Finalmente, de la mano de LORENA CHANES, el último capítulo introduce el modelo del cerebro predictivo, presentando una aproximación a la conciencia que renuncia explícitamente a ofrecer una explicación completa del fenómeno, sin dejar de aportar un marco neurobiológico sólido para comprender mejor algunos de sus aspectos. La conciencia se asocia aquí a una actividad cerebral jerárquicamente organizada, en la que la información circula entre distintos niveles de abstracción en constante relación con los objetivos del organismo. Frente a otros modelos, esta propuesta destaca por incorporar la dimensión del desarrollo: la conciencia no se entiende como algo ya constituido en el adulto, sino como un proceso que «se va configurando a través de la interacción con el medio» (p. 122).
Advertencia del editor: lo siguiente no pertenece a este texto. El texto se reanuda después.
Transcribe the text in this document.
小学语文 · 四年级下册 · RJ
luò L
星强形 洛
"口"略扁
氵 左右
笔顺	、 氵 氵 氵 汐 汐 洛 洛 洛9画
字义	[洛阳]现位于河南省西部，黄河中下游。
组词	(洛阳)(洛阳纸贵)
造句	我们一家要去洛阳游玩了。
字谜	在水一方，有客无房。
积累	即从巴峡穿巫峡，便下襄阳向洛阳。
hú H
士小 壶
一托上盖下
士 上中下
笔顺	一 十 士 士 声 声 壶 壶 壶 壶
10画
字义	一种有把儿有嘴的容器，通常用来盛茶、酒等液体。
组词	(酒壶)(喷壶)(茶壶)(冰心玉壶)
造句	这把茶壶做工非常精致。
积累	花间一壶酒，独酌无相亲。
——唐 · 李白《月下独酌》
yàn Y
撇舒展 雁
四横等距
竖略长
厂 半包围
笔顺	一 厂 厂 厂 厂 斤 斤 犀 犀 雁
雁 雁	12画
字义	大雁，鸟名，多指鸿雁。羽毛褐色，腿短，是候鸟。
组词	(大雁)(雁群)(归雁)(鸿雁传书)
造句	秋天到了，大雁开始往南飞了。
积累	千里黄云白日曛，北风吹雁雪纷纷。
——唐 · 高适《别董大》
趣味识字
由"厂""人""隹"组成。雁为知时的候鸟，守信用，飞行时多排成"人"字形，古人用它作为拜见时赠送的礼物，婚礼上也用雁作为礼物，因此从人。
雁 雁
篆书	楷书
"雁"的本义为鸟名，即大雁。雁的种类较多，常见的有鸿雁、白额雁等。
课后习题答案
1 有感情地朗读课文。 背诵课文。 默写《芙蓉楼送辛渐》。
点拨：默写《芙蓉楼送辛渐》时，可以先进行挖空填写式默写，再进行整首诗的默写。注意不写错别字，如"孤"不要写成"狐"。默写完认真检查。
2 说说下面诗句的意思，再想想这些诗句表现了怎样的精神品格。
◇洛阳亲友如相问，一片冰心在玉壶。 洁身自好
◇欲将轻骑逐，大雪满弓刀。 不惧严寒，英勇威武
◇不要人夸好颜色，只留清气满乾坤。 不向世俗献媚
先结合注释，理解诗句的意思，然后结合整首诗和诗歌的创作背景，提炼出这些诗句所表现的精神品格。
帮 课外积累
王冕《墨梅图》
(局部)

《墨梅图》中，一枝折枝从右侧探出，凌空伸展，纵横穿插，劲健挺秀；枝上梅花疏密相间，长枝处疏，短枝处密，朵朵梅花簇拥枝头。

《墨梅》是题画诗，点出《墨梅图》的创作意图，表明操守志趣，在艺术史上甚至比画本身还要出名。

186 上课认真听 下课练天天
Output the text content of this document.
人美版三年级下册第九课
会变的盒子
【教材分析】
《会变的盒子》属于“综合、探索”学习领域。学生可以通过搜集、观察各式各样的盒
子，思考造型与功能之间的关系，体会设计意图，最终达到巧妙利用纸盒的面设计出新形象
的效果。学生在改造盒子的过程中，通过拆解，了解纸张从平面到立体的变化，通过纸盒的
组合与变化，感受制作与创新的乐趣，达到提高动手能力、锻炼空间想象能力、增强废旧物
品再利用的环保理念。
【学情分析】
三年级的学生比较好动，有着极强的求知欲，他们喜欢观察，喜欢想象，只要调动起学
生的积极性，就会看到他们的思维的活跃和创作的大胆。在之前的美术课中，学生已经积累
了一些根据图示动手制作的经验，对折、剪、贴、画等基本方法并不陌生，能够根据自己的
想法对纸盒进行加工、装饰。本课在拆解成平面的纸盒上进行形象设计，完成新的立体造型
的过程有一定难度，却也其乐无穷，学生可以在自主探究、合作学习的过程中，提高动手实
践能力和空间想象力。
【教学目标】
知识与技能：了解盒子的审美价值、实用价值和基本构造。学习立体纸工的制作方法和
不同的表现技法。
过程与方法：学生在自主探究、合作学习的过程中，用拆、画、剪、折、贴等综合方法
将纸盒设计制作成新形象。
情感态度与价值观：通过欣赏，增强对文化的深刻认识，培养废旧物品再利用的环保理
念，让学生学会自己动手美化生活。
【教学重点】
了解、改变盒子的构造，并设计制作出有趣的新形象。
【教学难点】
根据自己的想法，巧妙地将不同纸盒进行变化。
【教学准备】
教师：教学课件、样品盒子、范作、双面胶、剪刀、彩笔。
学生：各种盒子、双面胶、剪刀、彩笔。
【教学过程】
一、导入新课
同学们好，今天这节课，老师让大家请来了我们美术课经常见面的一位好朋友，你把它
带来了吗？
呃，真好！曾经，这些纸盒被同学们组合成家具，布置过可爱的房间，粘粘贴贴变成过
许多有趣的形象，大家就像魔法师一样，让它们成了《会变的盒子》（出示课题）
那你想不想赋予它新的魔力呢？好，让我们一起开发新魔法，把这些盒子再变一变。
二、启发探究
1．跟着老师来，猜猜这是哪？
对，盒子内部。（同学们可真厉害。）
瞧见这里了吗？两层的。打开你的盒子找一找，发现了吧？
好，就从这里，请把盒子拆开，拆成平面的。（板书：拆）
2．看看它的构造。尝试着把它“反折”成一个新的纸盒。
El diálogo con la neuroanatomía permite además contrastar las hipótesis teóricas con la estructura real del cerebro y ofrecer interpretaciones alternativas de ciertos trastornos mentales, con potencial relevancia clínica. No obstante, el capítulo señala con claridad los principales retos del modelo, especialmente la necesidad de justificar el paso entre la actividad de regiones límbicas y la generación de sistemas de expectativas, así como de esclarecer el lenguaje común entre percepciones y predicciones. Lejos de ser un punto débil, estas cuestiones abiertas refuerzan el carácter prometedor del enfoque, ofreciendo una vía clara para seguir explorando cómo la experiencia consciente se configura a lo largo de la vida.
En su conjunto, Neurociencia de la conciencia no pretende resolver uno de los problemas más complejos del pensamiento contemporáneo, sino situarlo con rigor, honestidad y mucha ambición. Lejos de ofrecer respuestas definitivas, los autores invitan a replantear los límites y posibilidades del estudio científico de la conciencia, mostrando como ningún modelo aislado puede agotar su explicación sin empobrecer el fenómeno. La constante referencia al trasfondo antropológico permite al lector comprender no solo qué explican las teorías neurocientíficas actuales, sino también qué dejan necesariamente fuera. Este equilibrio entre precisión científica y reflexión conceptual convierte el libro en una obra de especial interés tanto para investigadores como para lectores interesados en comprender la conciencia de forma prudente. Más que una conclusión cerrada, el libro se presenta como un espacio de diálogo abierto, donde la neurociencia y la filosofía son capaces de escucharse mutuamente. Todo ello, con el fin de llegar a comunicarse en un idioma común que ayude al ser humano a «ver la realidad de una manera en la que actualmente es incapaz de hacerlo» (p.129).